Lazzarini aborda o início do programa de vendas de estatais no governo FH (1996), o fim do processo de privatização (2003) e os lançamentos de ações, as fusões e aquisições do período Lula (o estudo termina em 2009). Em um universo de 624 companhias, o governo manda em 119, em parceria com empresas ligadas entre si por laços diretos e indiretos, conceito batizado de centralidade de poder. Os eleitos privados mudam com o tempo ou se consolidam: Benjamin Steinbruch (CSN) e Julio Bozano (Embraer) estavam no início das privatizações; hoje Eike Batista (EBX) e Joesley Batista (JBS) participam dos projetos de Lula. Há ainda conglomerados financeiros (Bradesco e Itaú Unibanco), empresariais (Votorantim e Camargo Corrêa) e bancos de investimento (GP e Opportunity).

Em 13 anos, poder dos fundos de estatais disparou

Mas o que surpreende em "Capitalismo de laços" é a ascensão dos fundos de pensão ligados a estatais - em especial Previ, do Banco do Brasil; Petros, da Petrobras; Funcef, da Caixa Econômica Federal; e Funcesp, da Cesp - a principais atores do capitalismo de compadrio praticado no Brasil. O epicentro dos projetos são os empréstimos e participações do BNDES. Os fundos, em primeiro lugar, e depois o BNDES, explica Lazzarini, funcionam como "conectores" dessas aglomerações empresariais, escolhendo parceiros e vetando outros nos projetos do governo.

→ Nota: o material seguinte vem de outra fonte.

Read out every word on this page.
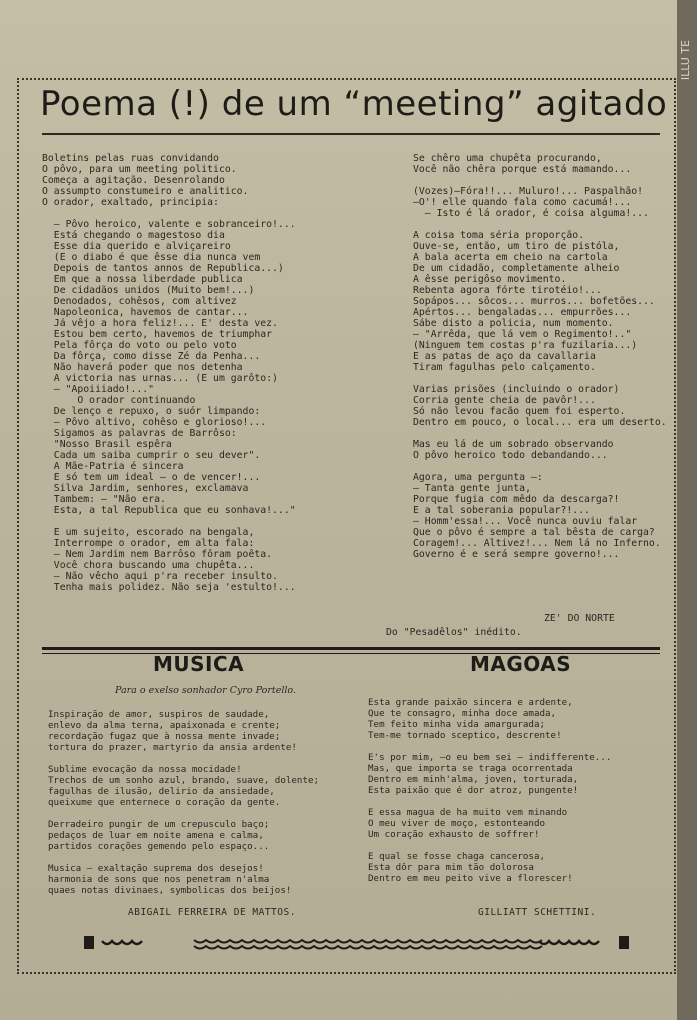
ILLU TE
Poema (!) de um “meeting” agitado
Boletins pelas ruas convidando
O pôvo, para um meeting politico.
Começa a agitação. Desenrolando
O assumpto constumeiro e analitico.
O orador, exaltado, principia:

— Pôvo heroico, valente e sobranceiro!...
Está chegando o magestoso dia
Esse dia querido e alviçareiro
(E o diabo é que êsse dia nunca vem
Depois de tantos annos de Republica...)
Em que a nossa liberdade publica
De cidadãos unidos (Muito bem!...)
Denodados, cohêsos, com altivez
Napoleonica, havemos de cantar...
Já vêjo a hora feliz!... E' desta vez.
Estou bem certo, havemos de triumphar
Pela fôrça do voto ou pelo voto
Da fôrça, como disse Zé da Penha...
Não haverá poder que nos detenha
A victoria nas urnas... (E um garôto:)
— "Apoiiiado!..."
O orador continuando
De lenço e repuxo, o suór limpando:
— Pôvo altivo, cohêso e glorioso!...
Sigamos as palavras de Barrôso:
"Nosso Brasil espêra
Cada um saiba cumprir o seu dever".
A Mãe-Patria é sincera
E só tem um ideal — o de vencer!...
Silva Jardim, senhores, exclamava
Tambem: — "Não era.
Esta, a tal Republica que eu sonhava!..."

E um sujeito, escorado na bengala,
Interrompe o orador, em alta fala:
— Nem Jardim nem Barrôso fôram poêta.
Você chora buscando uma chupêta...
— Não vêcho aqui p'ra receber insulto.
Tenha mais polidez. Não seja 'estulto!...
Se chêro uma chupêta procurando,
Você não chêra porque está mamando...

(Vozes)—Fóra!!... Muluro!... Paspalhão!
—O'! elle quando fala como cacumá!...
— Isto é lá orador, é coisa alguma!...

A coisa toma séria proporção.
Ouve-se, então, um tiro de pistóla,
A bala acerta em cheio na cartola
De um cidadão, completamente alheio
A êsse perigôso movimento.
Rebenta agora fórte tirotéio!...
Sopápos... sôcos... murros... bofetões...
Apértos... bengaladas... empurrões...
Sábe disto a policia, num momento.
— "Arrêda, que lá vem o Regimento!.."
(Ninguem tem costas p'ra fuzilaria...)
E as patas de aço da cavallaria
Tiram fagulhas pelo calçamento.

Varias prisões (incluindo o orador)
Corria gente cheia de pavôr!...
Só não levou facão quem foi esperto.
Dentro em pouco, o local... era um deserto.

Mas eu lá de um sobrado observando
O pôvo heroico todo debandando...

Agora, uma pergunta —:
— Tanta gente junta,
Porque fugia com mêdo da descarga?!
E a tal soberania popular?!...
— Homm'essa!... Você nunca ouviu falar
Que o pôvo é sempre a tal bêsta de carga?
Coragem!... Altivez!... Nem lá no Inferno.
Governo é e será sempre governo!...
ZE' DO NORTE
Do "Pesadêlos" inédito.
MUSICA
Para o exelso sonhador Cyro Portello.
Inspiração de amor, suspiros de saudade,
enlevo da alma terna, apaixonada e crente;
recordação fugaz que à nossa mente invade;
tortura do prazer, martyrio da ansia ardente!
Sublime evocação da nossa mocidade!
Trechos de um sonho azul, brando, suave, dolente;
fagulhas de ilusão, delirio da ansiedade,
queixume que enternece o coração da gente.
Derradeiro pungir de um crepusculo baço;
pedaços de luar em noite amena e calma,
partidos corações gemendo pelo espaço...
Musica — exaltação suprema dos desejos!
harmonia de sons que nos penetram n'alma
quaes notas divinaes, symbolicas dos beijos!
ABIGAIL FERREIRA DE MATTOS.
MAGOAS
Esta grande paixão sincera e ardente,
Que te consagro, minha doce amada,
Tem feito minha vida amargurada;
Tem-me tornado sceptico, descrente!
E's por mim, —o eu bem sei — indifferente...
Mas, que importa se traga ocorrentada
Dentro em minh'alma, joven, torturada,
Esta paixão que é dor atroz, pungente!
E essa magua de ha muito vem minando
O meu viver de moço, estonteando
Um coração exhausto de soffrer!
E qual se fosse chaga cancerosa,
Esta dôr para mim tão dolorosa
Dentro em meu peito vive a florescer!
GILLIATT SCHETTINI.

- A Previ está no controle de 78 empresas, a Petros, na de 31, a Funcef, em 18, e a Funcesp, em 14. Os fundos foram incluídos no capitalismo de laços no governo FH para viabilizar os leilões. Só que os conflitos nos grupos de controle de algumas dessas empresas, especialmente nas telefônicas, com a participação do Opportunity de Daniel Dantas, transformaram os fundos em atores mais agressivos, dispostos a participar não apenas como acionistas passivos, mas como administradores das empresas - diz Lazzarini.

De 1996 a 2009, os fundos de estatais foram o grupo que mais poder ganhou no país, segundo o livro. De 1997 a 2008, o valor dos investimentos em ativos de risco (principalmente ações) deles mais que quadruplicou, passando de R$27,3 bilhões a R$127,5 bilhões, enquanto os fundos de pensão de empresas privadas assumiram postura conservadora, investindo em renda fixa.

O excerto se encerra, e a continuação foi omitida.